De Archeologische Dienst in samenwerking met de Faculteit Humaniora van de Anton de Kom Universiteit zetten zich met de Universiteit van Leiden in om het onderwater cultureel erfgoed van Suriname te beheren en te beschermen. Er wordt gewerkt aan de voorbereiding en uitvoering van een samenhangend onderwater cultureel erfgoedbeleid beheer. De eerste voorzichtige stapjes in die richting zijn gezet. In dit verband reisde onderwater archeoloog Martij Manders uit Nedeland naar Suriname. Tijdens een lezing die hij samen met de archeologie studenten Guno Phagu en Dharwiendre Rambharosa van de ADEK verzorgde werd het belang van nationaal en internationaal samenwerking benadrukt. Suriname doet er goed aan om vooral regionaal samen te werken. In Suriname zijn er heel wat instituten die baat hebben bij het project. Genoemd werden: De Kustwacht, De Maritieme Autoriteit, Het Ministerie van Defensie, Staatsolie, particuliere bedrijven, organisaties en verenigingen. etc. etc. De internationale samenwerking kan onder andere via de Unesco tot stand komen. Er moeten duidelijke doelen worden geformuleerd op korte, midden en langtermijn. Het opzetten van het geheel vraagt wel tijd.
Inzet van de mens
De geschiedkundige Maurits Hasankhan juicht het toe dat Suriname archeologie op land en onderwater wil bedrijven. Hij noemde het voornemen ambitieus. Suriname zit in een moeilijk financieel parket. Hoe dat de te doen indien het noodzakelijke apparatuur en de financiën ontbreken?

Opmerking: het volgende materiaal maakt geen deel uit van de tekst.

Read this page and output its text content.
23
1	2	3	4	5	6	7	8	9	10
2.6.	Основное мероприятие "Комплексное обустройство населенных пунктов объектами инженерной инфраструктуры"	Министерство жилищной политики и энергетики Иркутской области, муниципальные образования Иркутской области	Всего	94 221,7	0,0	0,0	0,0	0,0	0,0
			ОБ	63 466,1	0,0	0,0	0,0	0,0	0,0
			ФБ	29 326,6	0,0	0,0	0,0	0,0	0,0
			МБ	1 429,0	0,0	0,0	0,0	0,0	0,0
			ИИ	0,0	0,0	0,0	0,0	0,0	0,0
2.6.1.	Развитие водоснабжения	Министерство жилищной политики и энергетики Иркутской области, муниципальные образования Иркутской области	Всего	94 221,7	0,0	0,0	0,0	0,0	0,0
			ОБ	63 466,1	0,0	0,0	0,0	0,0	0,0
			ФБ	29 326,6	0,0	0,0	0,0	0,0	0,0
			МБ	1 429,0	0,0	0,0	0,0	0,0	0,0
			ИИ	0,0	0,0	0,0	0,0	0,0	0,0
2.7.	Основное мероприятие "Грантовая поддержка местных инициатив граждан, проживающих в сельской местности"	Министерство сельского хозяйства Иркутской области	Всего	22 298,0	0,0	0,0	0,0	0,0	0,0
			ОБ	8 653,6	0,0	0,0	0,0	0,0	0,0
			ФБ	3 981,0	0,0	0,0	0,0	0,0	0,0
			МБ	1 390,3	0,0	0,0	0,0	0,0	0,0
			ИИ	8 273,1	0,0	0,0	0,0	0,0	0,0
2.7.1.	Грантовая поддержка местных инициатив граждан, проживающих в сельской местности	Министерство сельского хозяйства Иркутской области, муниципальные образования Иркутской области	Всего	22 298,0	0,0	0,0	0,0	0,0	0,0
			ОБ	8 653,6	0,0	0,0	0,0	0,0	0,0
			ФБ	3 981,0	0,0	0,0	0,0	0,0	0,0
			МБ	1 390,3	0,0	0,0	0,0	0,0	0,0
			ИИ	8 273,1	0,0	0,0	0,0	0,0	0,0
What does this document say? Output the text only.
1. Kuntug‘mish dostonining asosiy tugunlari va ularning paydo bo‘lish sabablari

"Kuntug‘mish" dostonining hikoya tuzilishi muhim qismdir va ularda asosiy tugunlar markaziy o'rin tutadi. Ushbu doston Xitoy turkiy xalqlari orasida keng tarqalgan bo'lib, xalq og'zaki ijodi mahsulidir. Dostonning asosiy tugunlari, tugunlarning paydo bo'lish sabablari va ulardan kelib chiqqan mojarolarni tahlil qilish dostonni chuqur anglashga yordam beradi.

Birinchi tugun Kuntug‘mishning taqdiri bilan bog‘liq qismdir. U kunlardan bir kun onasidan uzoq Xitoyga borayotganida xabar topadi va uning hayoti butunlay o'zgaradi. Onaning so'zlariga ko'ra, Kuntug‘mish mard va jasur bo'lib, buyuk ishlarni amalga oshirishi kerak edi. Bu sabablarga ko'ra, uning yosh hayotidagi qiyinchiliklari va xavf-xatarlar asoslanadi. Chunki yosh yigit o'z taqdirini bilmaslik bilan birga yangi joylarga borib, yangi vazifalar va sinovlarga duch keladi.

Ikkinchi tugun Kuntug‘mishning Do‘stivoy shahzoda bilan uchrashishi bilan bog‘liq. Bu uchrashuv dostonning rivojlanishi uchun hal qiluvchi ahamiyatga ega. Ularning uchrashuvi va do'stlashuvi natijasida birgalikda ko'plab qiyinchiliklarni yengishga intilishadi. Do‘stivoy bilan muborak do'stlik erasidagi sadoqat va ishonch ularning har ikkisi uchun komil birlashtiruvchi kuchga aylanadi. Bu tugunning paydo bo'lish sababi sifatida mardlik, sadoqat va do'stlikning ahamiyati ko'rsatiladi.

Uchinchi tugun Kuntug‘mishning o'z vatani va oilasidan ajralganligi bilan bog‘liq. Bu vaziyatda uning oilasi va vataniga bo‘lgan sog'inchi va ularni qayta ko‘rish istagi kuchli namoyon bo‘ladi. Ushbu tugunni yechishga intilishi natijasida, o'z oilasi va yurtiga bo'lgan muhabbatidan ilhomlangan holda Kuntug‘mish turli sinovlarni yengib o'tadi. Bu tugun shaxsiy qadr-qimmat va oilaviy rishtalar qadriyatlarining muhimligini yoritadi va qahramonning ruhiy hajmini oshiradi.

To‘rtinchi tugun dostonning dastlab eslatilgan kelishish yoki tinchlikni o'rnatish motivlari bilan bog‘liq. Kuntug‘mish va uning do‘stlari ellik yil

Volgens de onderwaterarcheoloog Martijn Manders moeten de negatieve aspecten waarmee de bescherming van cultureel erfgoed te maken heeft benoemd worden. Aan de andere kant is het goed om positieve kanten te benadrukken. De aanschaf van apparatuur, equipment, materiaal en materieel zijn niet zo zeer het probleem. Er zijn fondsen die daarvoor beschikbaar kunnen worden gesteld. Er is geld voor nodig, maar vooral de mens. De infrastructuur is een vereiste. Het kan simpel zijn. De informatie moet bijgehouden worden, geordend, en daar zijn mensen voor nodig. De andere zaken zij tools. Er moet een centrale autoriteit zijn waar alle data naar toegaat. Anders is apparatuur maar speelgoed.